Buch der Schülerarbeiten erscheint im Herbst

Das Buch soll voraussichtlich im Herbst erscheinen und wird die Zusammenfassungen der Projektarbeiten aller Seminarteilnehmer beinhalten: von der Geschichte des Bietigheimer Viadukts über Sagen und Legenden bis hin zu Hintergrund und Wandel der Straßennamen in der Stadt. Das Buch werde einen populärwissenschaftlichen Ansatz haben, sagt Christian Jung: „Es soll für jeden lesbar sein“, erklärt er. Schließlich sei die Erinnerung ein hohes Gut.

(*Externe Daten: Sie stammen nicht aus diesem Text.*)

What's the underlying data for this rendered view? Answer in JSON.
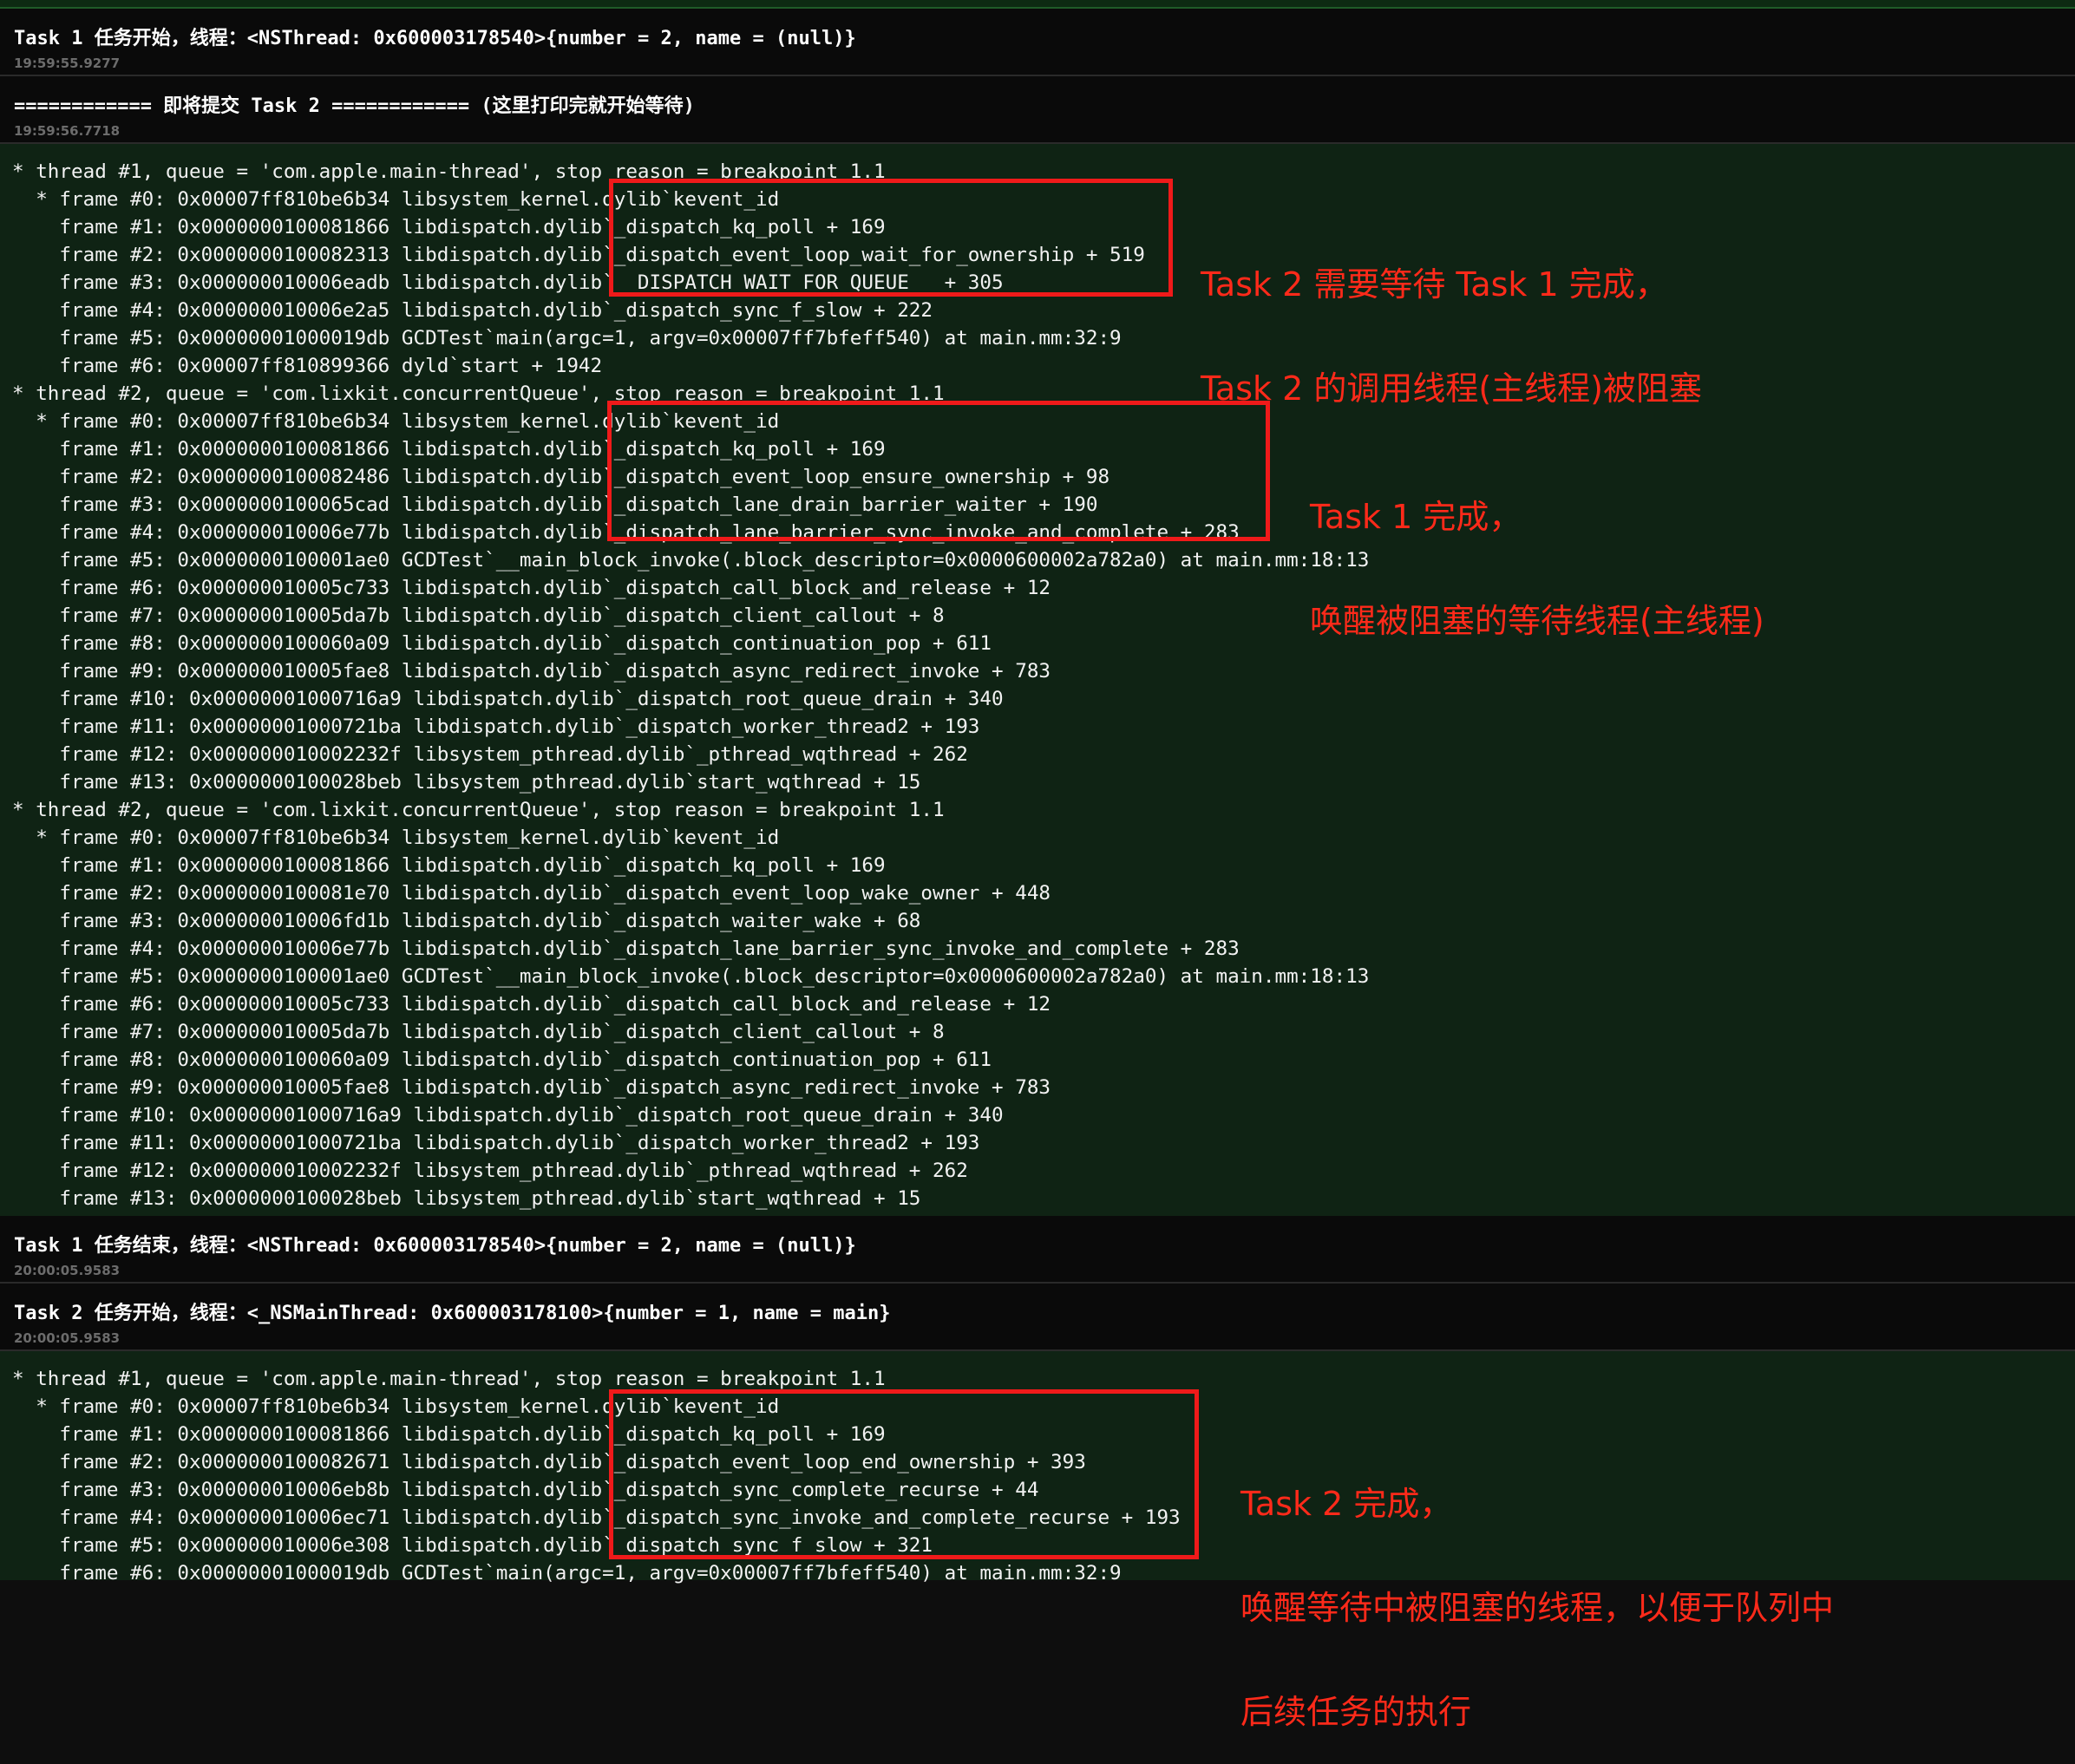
{
  "logs": [
    {
      "message": "Task 1 任务开始，线程：<NSThread: 0x600003178540>{number = 2, name = (null)}",
      "time": "19:59:55.9277"
    },
    {
      "message": "============ 即将提交 Task 2 ============ (这里打印完就开始等待)",
      "time": "19:59:56.7718"
    },
    {
      "message": "Task 1 任务结束，线程：<NSThread: 0x600003178540>{number = 2, name = (null)}",
      "time": "20:00:05.9583"
    },
    {
      "message": "Task 2 任务开始，线程：<_NSMainThread: 0x600003178100>{number = 1, name = main}",
      "time": "20:00:05.9583"
    }
  ],
  "traces": [
    {
      "lines": [
        "* thread #1, queue = 'com.apple.main-thread', stop reason = breakpoint 1.1",
        "  * frame #0: 0x00007ff810be6b34 libsystem_kernel.dylib`kevent_id",
        "    frame #1: 0x0000000100081866 libdispatch.dylib`_dispatch_kq_poll + 169",
        "    frame #2: 0x0000000100082313 libdispatch.dylib`_dispatch_event_loop_wait_for_ownership + 519",
        "    frame #3: 0x000000010006eadb libdispatch.dylib`__DISPATCH_WAIT_FOR_QUEUE__ + 305",
        "    frame #4: 0x000000010006e2a5 libdispatch.dylib`_dispatch_sync_f_slow + 222",
        "    frame #5: 0x00000001000019db GCDTest`main(argc=1, argv=0x00007ff7bfeff540) at main.mm:32:9",
        "    frame #6: 0x00007ff810899366 dyld`start + 1942",
        "* thread #2, queue = 'com.lixkit.concurrentQueue', stop reason = breakpoint 1.1",
        "  * frame #0: 0x00007ff810be6b34 libsystem_kernel.dylib`kevent_id",
        "    frame #1: 0x0000000100081866 libdispatch.dylib`_dispatch_kq_poll + 169",
        "    frame #2: 0x0000000100082486 libdispatch.dylib`_dispatch_event_loop_ensure_ownership + 98",
        "    frame #3: 0x0000000100065cad libdispatch.dylib`_dispatch_lane_drain_barrier_waiter + 190",
        "    frame #4: 0x000000010006e77b libdispatch.dylib`_dispatch_lane_barrier_sync_invoke_and_complete + 283",
        "    frame #5: 0x0000000100001ae0 GCDTest`__main_block_invoke(.block_descriptor=0x0000600002a782a0) at main.mm:18:13",
        "    frame #6: 0x000000010005c733 libdispatch.dylib`_dispatch_call_block_and_release + 12",
        "    frame #7: 0x000000010005da7b libdispatch.dylib`_dispatch_client_callout + 8",
        "    frame #8: 0x0000000100060a09 libdispatch.dylib`_dispatch_continuation_pop + 611",
        "    frame #9: 0x000000010005fae8 libdispatch.dylib`_dispatch_async_redirect_invoke + 783",
        "    frame #10: 0x00000001000716a9 libdispatch.dylib`_dispatch_root_queue_drain + 340",
        "    frame #11: 0x00000001000721ba libdispatch.dylib`_dispatch_worker_thread2 + 193",
        "    frame #12: 0x000000010002232f libsystem_pthread.dylib`_pthread_wqthread + 262",
        "    frame #13: 0x0000000100028beb libsystem_pthread.dylib`start_wqthread + 15",
        "* thread #2, queue = 'com.lixkit.concurrentQueue', stop reason = breakpoint 1.1",
        "  * frame #0: 0x00007ff810be6b34 libsystem_kernel.dylib`kevent_id",
        "    frame #1: 0x0000000100081866 libdispatch.dylib`_dispatch_kq_poll + 169",
        "    frame #2: 0x0000000100081e70 libdispatch.dylib`_dispatch_event_loop_wake_owner + 448",
        "    frame #3: 0x000000010006fd1b libdispatch.dylib`_dispatch_waiter_wake + 68",
        "    frame #4: 0x000000010006e77b libdispatch.dylib`_dispatch_lane_barrier_sync_invoke_and_complete + 283",
        "    frame #5: 0x0000000100001ae0 GCDTest`__main_block_invoke(.block_descriptor=0x0000600002a782a0) at main.mm:18:13",
        "    frame #6: 0x000000010005c733 libdispatch.dylib`_dispatch_call_block_and_release + 12",
        "    frame #7: 0x000000010005da7b libdispatch.dylib`_dispatch_client_callout + 8",
        "    frame #8: 0x0000000100060a09 libdispatch.dylib`_dispatch_continuation_pop + 611",
        "    frame #9: 0x000000010005fae8 libdispatch.dylib`_dispatch_async_redirect_invoke + 783",
        "    frame #10: 0x00000001000716a9 libdispatch.dylib`_dispatch_root_queue_drain + 340",
        "    frame #11: 0x00000001000721ba libdispatch.dylib`_dispatch_worker_thread2 + 193",
        "    frame #12: 0x000000010002232f libsystem_pthread.dylib`_pthread_wqthread + 262",
        "    frame #13: 0x0000000100028beb libsystem_pthread.dylib`start_wqthread + 15"
      ]
    },
    {
      "lines": [
        "* thread #1, queue = 'com.apple.main-thread', stop reason = breakpoint 1.1",
        "  * frame #0: 0x00007ff810be6b34 libsystem_kernel.dylib`kevent_id",
        "    frame #1: 0x0000000100081866 libdispatch.dylib`_dispatch_kq_poll + 169",
        "    frame #2: 0x0000000100082671 libdispatch.dylib`_dispatch_event_loop_end_ownership + 393",
        "    frame #3: 0x000000010006eb8b libdispatch.dylib`_dispatch_sync_complete_recurse + 44",
        "    frame #4: 0x000000010006ec71 libdispatch.dylib`_dispatch_sync_invoke_and_complete_recurse + 193",
        "    frame #5: 0x000000010006e308 libdispatch.dylib`_dispatch_sync_f_slow + 321",
        "    frame #6: 0x00000001000019db GCDTest`main(argc=1, argv=0x00007ff7bfeff540) at main.mm:32:9"
      ]
    }
  ],
  "annotations": [
    {
      "line1": "Task 2 需要等待 Task 1 完成，",
      "line2": "Task 2 的调用线程(主线程)被阻塞"
    },
    {
      "line1": "Task 1 完成，",
      "line2": "唤醒被阻塞的等待线程(主线程)"
    },
    {
      "line1": "Task 2 完成，",
      "line2": "唤醒等待中被阻塞的线程，以便于队列中",
      "line3": "后续任务的执行"
    }
  ],
  "colors": {
    "annotation": "#ff2a1a",
    "background": "#0f2314",
    "header": "#0a0a0a"
  }
}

Das unterstreicht auch der Oberbürgermeister Jürgen Kessing. Zwar habe sicher jeder beispielsweise schon etwas vom Krieg gehört, aber nach einer bald 70 Jahre währenden Friedenszeit im Land könnten sich Jüngere heute wohl kaum mehr vorstellen, welche Gräuel ein Krieg mit sich bringe. Er finde es gut, wenn sich junge Menschen mit solchen Themen intensiver auseinander setzen, so Kessing. Letztlich dürften nicht nur die Schüler von dem Projekt profitieren: „Es tut richtig gut, noch einmal zurück zu blicken“, sagt Sofie Scheibe.

Das Gedächtnis der Nation

Verein
: Der gemeinnützige Verein Unsere Geschichte – Das Gedächtnis der Nation wurde 2006 von Fernseh- und Printjournalisten gegründet, Initiatoren waren unter anderem Guido Knopp vom ZDF und Hans-Ulrich Jörges vom „Stern“. Ziel des Vereins ist die historische Aufklärung und die Vermittlung eines multiperspektivischen Geschichtsbildes. Erinnerungen an historische Ereignisse und persönliche Erlebnisse sollen bewahrt und einem breiten Publikum – insbesondere nachfolgenden Generationen – zur Verfügung gestellt werden, teilt der Verein mit. Das geschieht vor allem mit Hilfe von Videoclips von Zeitzeugeninterviews auf einer interaktiven Online-Datenbank (www.gedaechtnis-der-nation.de). Neben den Interviews, die von geschulten Redakteuren geführt werden, können Zeitzeugen ihre Erinnerungen auch selbst aufnehmen und den Clip als Youtube-Video auf die Internetseite des Vereins stellen.

Jahrhundertbus:
Ein Team des Vereins ist regelmäßig mit einem mobilen Aufnahmestudio unterwegs und hält auf der Tour quer durch Deutschland in verschiedenen Städten. In diesem Jahr liegt der Schwerpunkt auf den Schicksalsjahren der deutschen Geschichte 1914 (Beginn des Ersten Weltkrieges), 1939 (Beginn des Zweiten Weltkrieges), und 1989 (Ende des Kalten Krieges). Deshalb werden vor allem Hundertjährige interviewt, die fast alle Wendepunkte des 20. Jahrhunderts erlebt haben. Aber auch Jüngere werden nach Angaben des Vereins befragt – allerdings vor allem danach, wie sie die Zeit vor und nach der Wende im Jahr 1989 persönlich erlebt haben.